With each option having pros and cons, there is no right answer leading up to the Boxing Day Test

Hanuma Vihari kneels on the ground while waiting for drinks to arrive, West Indies v India, 2nd Test, Kingston, 1st day, August 31, 2019

In the 11 away Tests he has featured in, Vihari's average of 34.11 is better than those of Pujara and Kohli  •  Ricardo Mazalan/Associated Press

Shreyas Iyer, Hanuma Vihari, neither, or both? Of all the questions that will keep India's team management awake on the nights leading up to Boxing Day, this one might be particularly vexing.
All four options could come under consideration, with Ravindra Jadeja out of the tour, making a five-bowler combination trickier to balance, and with Ajinkya Rahane's form potentially putting his spot under doubt.
The case for Iyer is simple. He got his opportunity against New Zealand, and grabbed it with a hugely accomplished 105 and 65 on debut. The Test match was in the balance each time he came in to bat, and he steered India to positions of strength both times before being dismissed. He's already close to being a fixture in India's white-ball teams, and his domination of domestic attacks - he has a first-class strike rate of 80.22 from 56 matches - has long suggested he belongs at a higher level in red-ball cricket as well.

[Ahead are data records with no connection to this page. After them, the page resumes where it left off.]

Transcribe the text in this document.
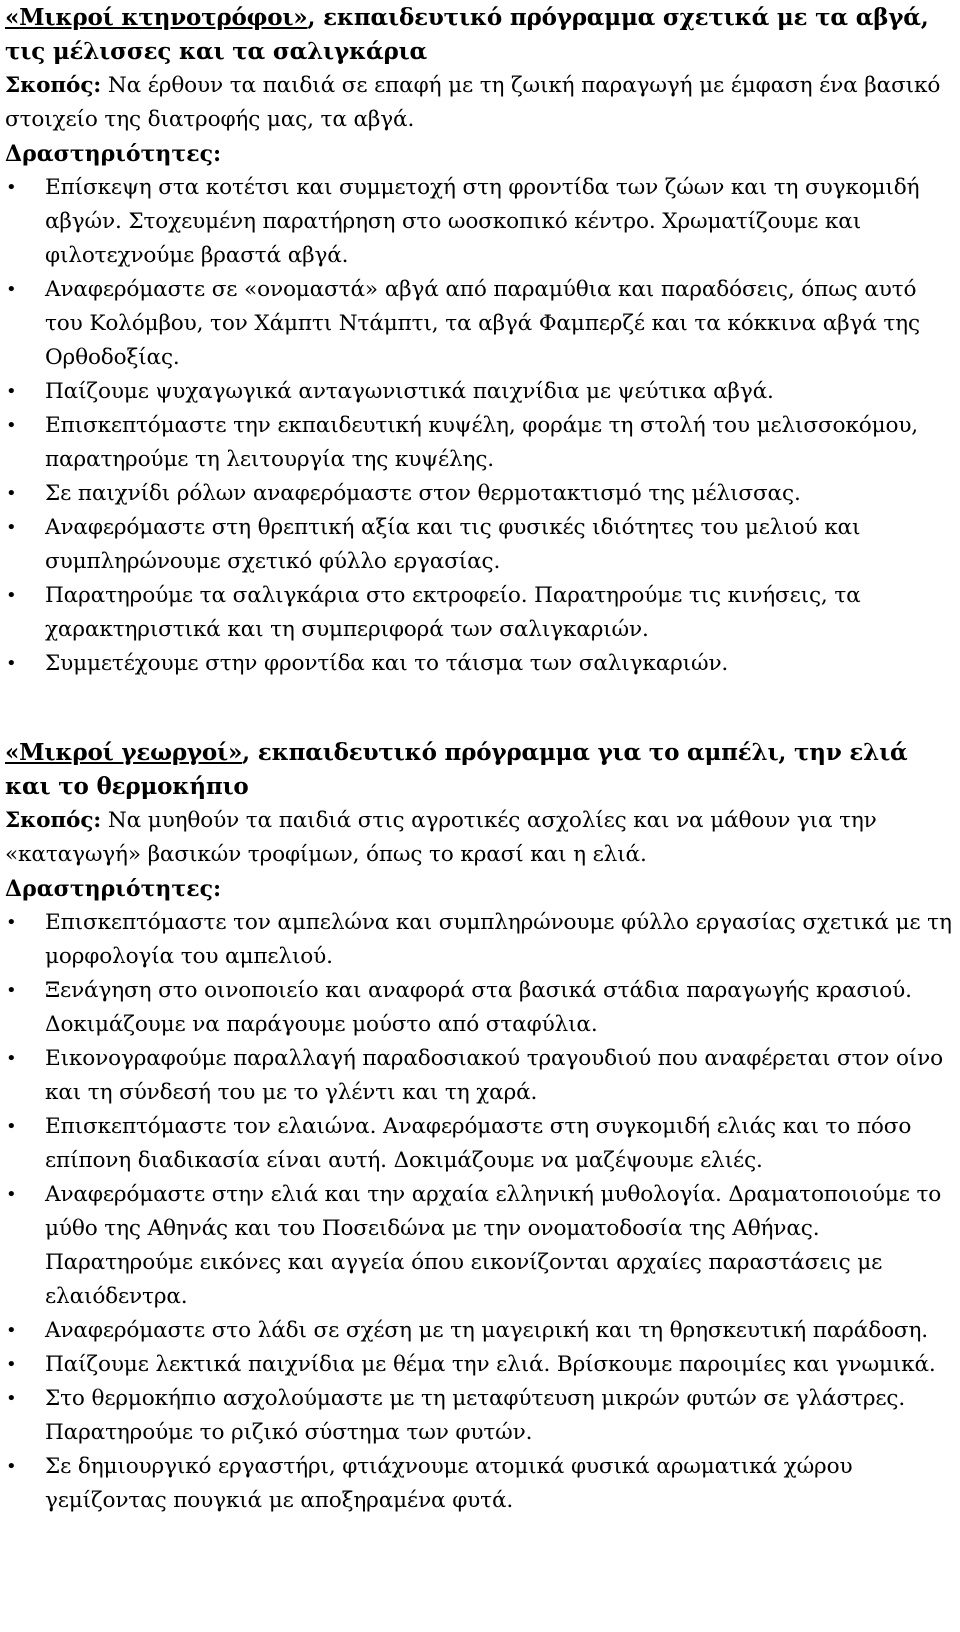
«Μικροί κτηνοτρόφοι», εκπαιδευτικό πρόγραμμα σχετικά με τα αβγά, τις μέλισσες και τα σαλιγκάρια

Σκοπός: Να έρθουν τα παιδιά σε επαφή με τη ζωική παραγωγή με έμφαση ένα βασικό στοιχείο της διατροφής μας, τα αβγά.

Δραστηριότητες:

• Επίσκεψη στα κοτέτσι και συμμετοχή στη φροντίδα των ζώων και τη συγκομιδή αβγών. Στοχευμένη παρατήρηση στο ωοσκοπικό κέντρο. Χρωματίζουμε και φιλοτεχνούμε βραστά αβγά.
• Αναφερόμαστε σε «ονομαστά» αβγά από παραμύθια και παραδόσεις, όπως αυτό του Κολόμβου, τον Χάμπτι Ντάμπτι, τα αβγά Φαμπερζέ και τα κόκκινα αβγά της Ορθοδοξίας.
• Παίζουμε ψυχαγωγικά ανταγωνιστικά παιχνίδια με ψεύτικα αβγά.
• Επισκεπτόμαστε την εκπαιδευτική κυψέλη, φοράμε τη στολή του μελισσοκόμου, παρατηρούμε τη λειτουργία της κυψέλης.
• Σε παιχνίδι ρόλων αναφερόμαστε στον θερμοτακτισμό της μέλισσας.
• Αναφερόμαστε στη θρεπτική αξία και τις φυσικές ιδιότητες του μελιού και συμπληρώνουμε σχετικό φύλλο εργασίας.
• Παρατηρούμε τα σαλιγκάρια στο εκτροφείο. Παρατηρούμε τις κινήσεις, τα χαρακτηριστικά και τη συμπεριφορά των σαλιγκαριών.
• Συμμετέχουμε στην φροντίδα και το τάισμα των σαλιγκαριών.

«Μικροί γεωργοί», εκπαιδευτικό πρόγραμμα για το αμπέλι, την ελιά και το θερμοκήπιο

Σκοπός: Να μυηθούν τα παιδιά στις αγροτικές ασχολίες και να μάθουν για την «καταγωγή» βασικών τροφίμων, όπως το κρασί και η ελιά.

Δραστηριότητες:

• Επισκεπτόμαστε τον αμπελώνα και συμπληρώνουμε φύλλο εργασίας σχετικά με τη μορφολογία του αμπελιού.
• Ξενάγηση στο οινοποιείο και αναφορά στα βασικά στάδια παραγωγής κρασιού. Δοκιμάζουμε να παράγουμε μούστο από σταφύλια.
• Εικονογραφούμε παραλλαγή παραδοσιακού τραγουδιού που αναφέρεται στον οίνο και τη σύνδεσή του με το γλέντι και τη χαρά.
• Επισκεπτόμαστε τον ελαιώνα. Αναφερόμαστε στη συγκομιδή ελιάς και το πόσο επίπονη διαδικασία είναι αυτή. Δοκιμάζουμε να μαζέψουμε ελιές.
• Αναφερόμαστε στην ελιά και την αρχαία ελληνική μυθολογία. Δραματοποιούμε το μύθο της Αθηνάς και του Ποσειδώνα με την ονοματοδοσία της Αθήνας. Παρατηρούμε εικόνες και αγγεία όπου εικονίζονται αρχαίες παραστάσεις με ελαιόδεντρα.
• Αναφερόμαστε στο λάδι σε σχέση με τη μαγειρική και τη θρησκευτική παράδοση.
• Παίζουμε λεκτικά παιχνίδια με θέμα την ελιά. Βρίσκουμε παροιμίες και γνωμικά.
• Στο θερμοκήπιο ασχολούμαστε με τη μεταφύτευση μικρών φυτών σε γλάστρες. Παρατηρούμε το ριζικό σύστημα των φυτών.
• Σε δημιουργικό εργαστήρι, φτιάχνουμε ατομικά φυσικά αρωματικά χώρου γεμίζοντας πουγκιά με αποξηραμένα φυτά.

That Iyer got that chance at all, however, was down in part to the selectors leaving Vihari out of the squad and putting him on an India A tour of South Africa instead. If that decision was aimed at getting Vihari ready for the Tests in South Africa, it could be argued that he has readied himself most excellently, with scores of 25, 54, 72*, 63 and 13* in three four-day games in Bloemfontein.

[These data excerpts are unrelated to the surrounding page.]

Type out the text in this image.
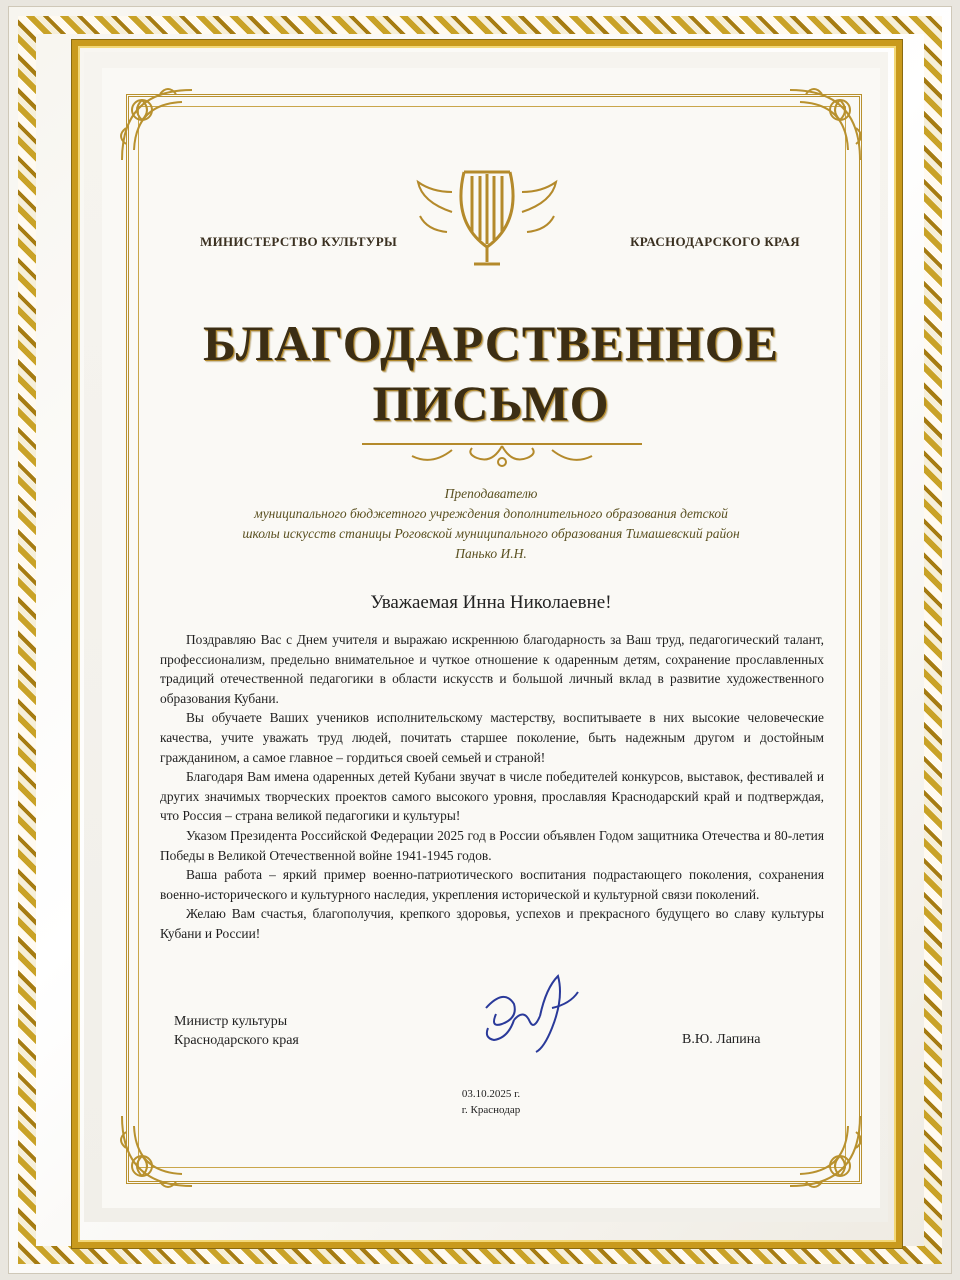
МИНИСТЕРСТВО КУЛЬТУРЫ	КРАСНОДАРСКОГО КРАЯ
БЛАГОДАРСТВЕННОЕ
ПИСЬМО
Преподавателю
муниципального бюджетного учреждения дополнительного образования детской
школы искусств станицы Роговской муниципального образования Тимашевский район
Панько И.Н.
Уважаемая Инна Николаевне!

Поздравляю Вас с Днем учителя и выражаю искреннюю благодарность за Ваш труд, педагогический талант, профессионализм, предельно внимательное и чуткое отношение к одаренным детям, сохранение прославленных традиций отечественной педагогики в области искусств и большой личный вклад в развитие художественного образования Кубани.

Вы обучаете Ваших учеников исполнительскому мастерству, воспитываете в них высокие человеческие качества, учите уважать труд людей, почитать старшее поколение, быть надежным другом и достойным гражданином, а самое главное – гордиться своей семьей и страной!

Благодаря Вам имена одаренных детей Кубани звучат в числе победителей конкурсов, выставок, фестивалей и других значимых творческих проектов самого высокого уровня, прославляя Краснодарский край и подтверждая, что Россия – страна великой педагогики и культуры!

Указом Президента Российской Федерации 2025 год в России объявлен Годом защитника Отечества и 80-летия Победы в Великой Отечественной войне 1941-1945 годов.

Ваша работа – яркий пример военно-патриотического воспитания подрастающего поколения, сохранения военно-исторического и культурного наследия, укрепления исторической и культурной связи поколений.

Желаю Вам счастья, благополучия, крепкого здоровья, успехов и прекрасного будущего во славу культуры Кубани и России!

Министр культуры
Краснодарского края	В.Ю. Лапина
03.10.2025 г.
г. Краснодар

Just as much as it was a demonstration of ability in South African conditions, however, it was a demonstration of ability against South Africa's second-stringers. While Vihari was scoring those runs, Iyer was scoring runs against New Zealand's Test attack, except he was doing it at Green Park and the Wankhede rather than Centurion Park and the Wanderers. And as skillful as Iyer's displays were, he was acing an entirely different test to the one he will face if picked in South Africa.

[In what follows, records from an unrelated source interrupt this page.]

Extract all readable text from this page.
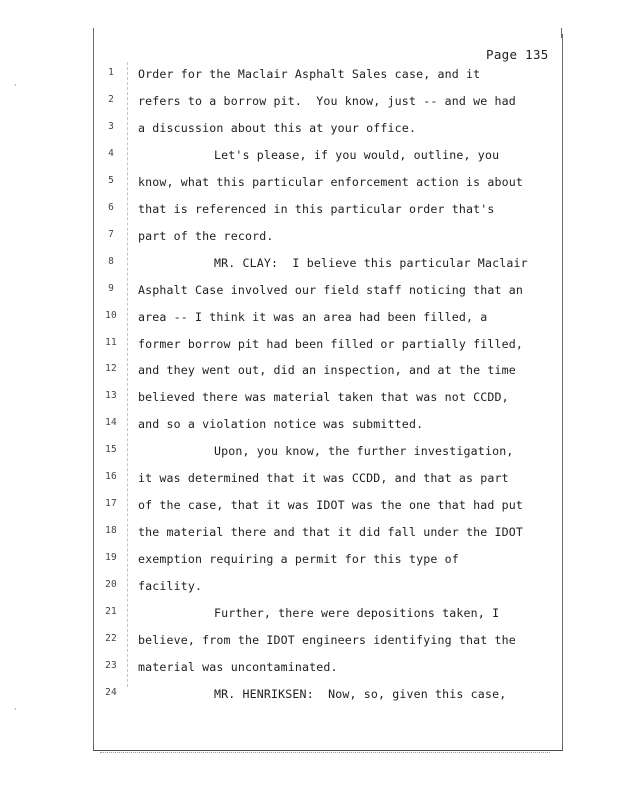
⸳
⸳
Page 135
1	Order for the Maclair Asphalt Sales case, and it
2	refers to a borrow pit.  You know, just -- and we had
3	a discussion about this at your office.
4	Let's please, if you would, outline, you
5	know, what this particular enforcement action is about
6	that is referenced in this particular order that's
7	part of the record.
8	MR. CLAY:  I believe this particular Maclair
9	Asphalt Case involved our field staff noticing that an
10	area -- I think it was an area had been filled, a
11	former borrow pit had been filled or partially filled,
12	and they went out, did an inspection, and at the time
13	believed there was material taken that was not CCDD,
14	and so a violation notice was submitted.
15	Upon, you know, the further investigation,
16	it was determined that it was CCDD, and that as part
17	of the case, that it was IDOT was the one that had put
18	the material there and that it did fall under the IDOT
19	exemption requiring a permit for this type of
20	facility.
21	Further, there were depositions taken, I
22	believe, from the IDOT engineers identifying that the
23	material was uncontaminated.
24	MR. HENRIKSEN:  Now, so, given this case,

Take, for instance, his first-innings hundred in Kanpur. On the second morning, Kyle Jamieson delivered an uncharacteristically wayward spell, and Iyer took full toll, clattering him for six fours in five overs. Up to that point, however, Iyer had faced 32 balls from New Zealand's seamers and scored seven runs off them. Against their spinners, he'd scored 68 off 104.
Iyer, of course, was only doing what generations of India batters have done to visiting attacks: play the waiting game against the quicks, and milk their spinners ruthlessly. Mayank Agarwal did much the same during his 150 in Mumbai: 45 off 119 balls against the fast bowlers, 105 off 192 against the spinners.
Both innings were masterclasses in punishing minute errors in length and line from spinners in subcontinental conditions. But neither Iyer nor Agarwal will get too much of a chance to unveil that side of their game in South Africa. The last time India toured the country, fast bowlers delivered 91.34% of the balls South Africa bowled in the series.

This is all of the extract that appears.